Die Wissenschaftler hinter der neuen Studie identifizierten diese Erklärung zunächst in Labortests, indem sie Motten und Libellen mit Motion-Capture-Tags versehen, um zu rekonstruieren, wie sie um Lichter herumflogen, einschließlich ihrer Roll- und Rotationsbewegungen.

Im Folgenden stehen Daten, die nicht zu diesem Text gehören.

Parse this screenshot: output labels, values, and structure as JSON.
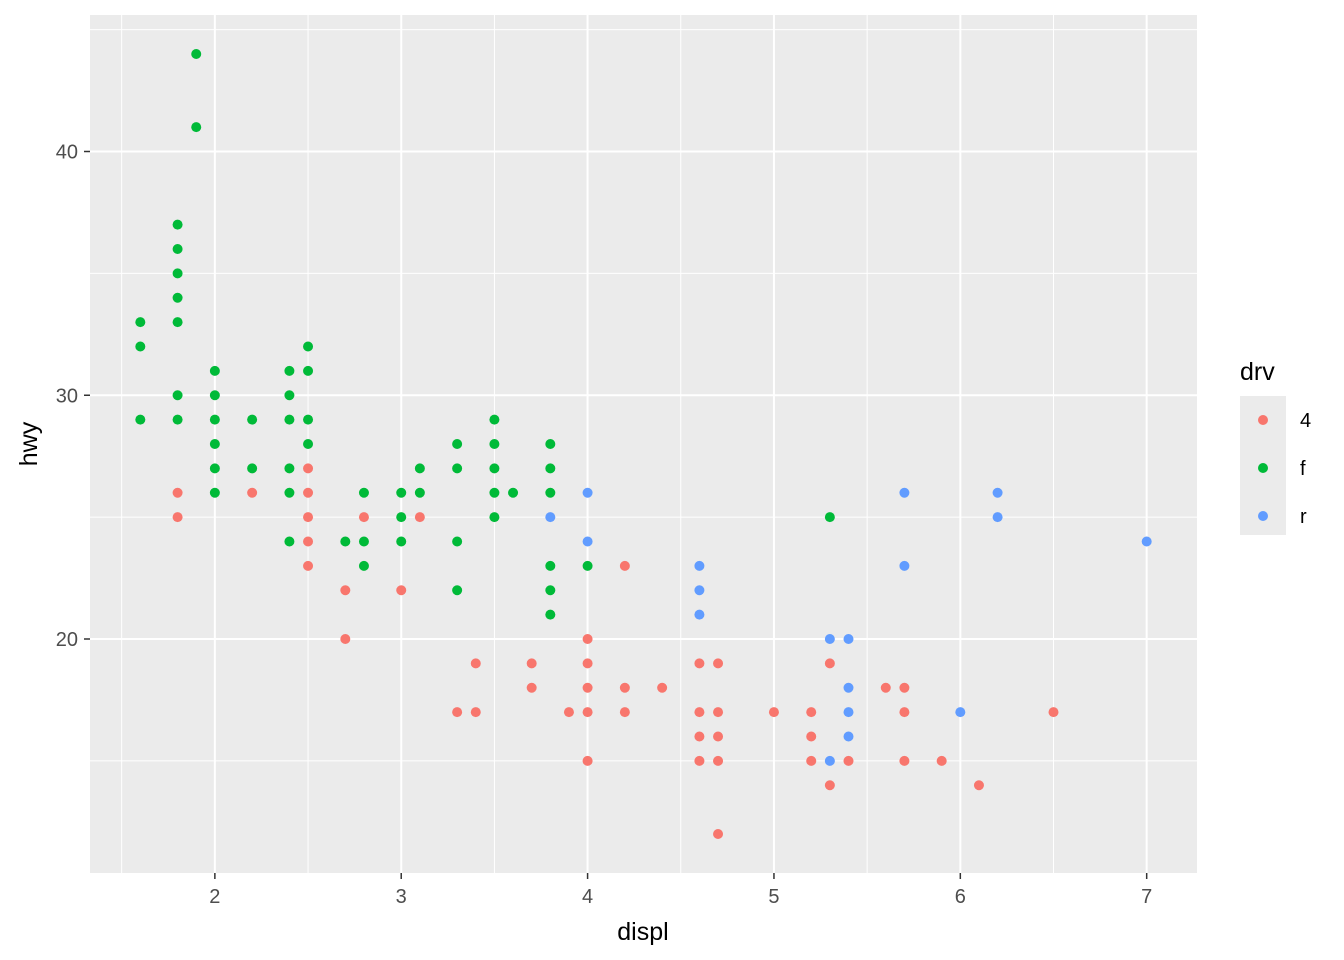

„In einem der ersten Experimente ließ ich einen großen gelben Unterflügelfalter von meiner Hand abheben und direkt über eine UV-Glühbirne fliegen, und er machte sofort einen Salto“, sagte Studienautor Sam Fabian. „Aber wir wussten damals nicht, ob die Verhaltensweisen, die wir im Labor gesehen und gemessen haben, auch in freier Wildbahn auftreten würden.“

Im Experiment war der Rücken einer Motte immer der Lichtquelle zugewandt

Um das herauszufinden, reisten sie nach Costa Rica, einem der Länder mit der größten Insektenartenvielfalt der Welt, und stellten im Dschungel, umgeben von Hochgeschwindigkeitskameras, ein Licht auf, um die Insektenaktivität auf ähnliche Weise zu erfassen. Bald wimmelte es in der Gegend von Insekten, darunter Motten, Fliegen, Libellen, Käfern und sogar einer Gottesanbeterin.

Die Forscher haben 477 Videos von 10 verschiedenen Insektenarten aufgenommen, die mit Licht interagieren. Sicher ist, dass alle Insektenarten dem Licht den Rücken zuwenden und sich beim Überfliegen der Lichtquelle umdrehen.

„Das ist ein Problem, das bis in prähistorische Zeiten zurückreicht“, sagte Studienautor Jamie Theobold. In den frühesten Schriften bemerkten die Menschen dieses Phänomen rund um Feuer. Es stellte sich heraus, dass alle unsere Vermutungen über die Ursache dieses Phänomens falsch waren, daher ist dies definitiv das coolste Projekt, an dem ich je teilgenommen habe. "

Als Nächstes wollen die Forscher untersuchen, ob sich kühles oder warmes Licht unterschiedlich auf Insekten auswirkt, und nach Möglichkeiten suchen, Störungen möglicherweise zu minimieren.

Die Forschung wurde in der Zeitschrift Nature Communications veröffentlicht.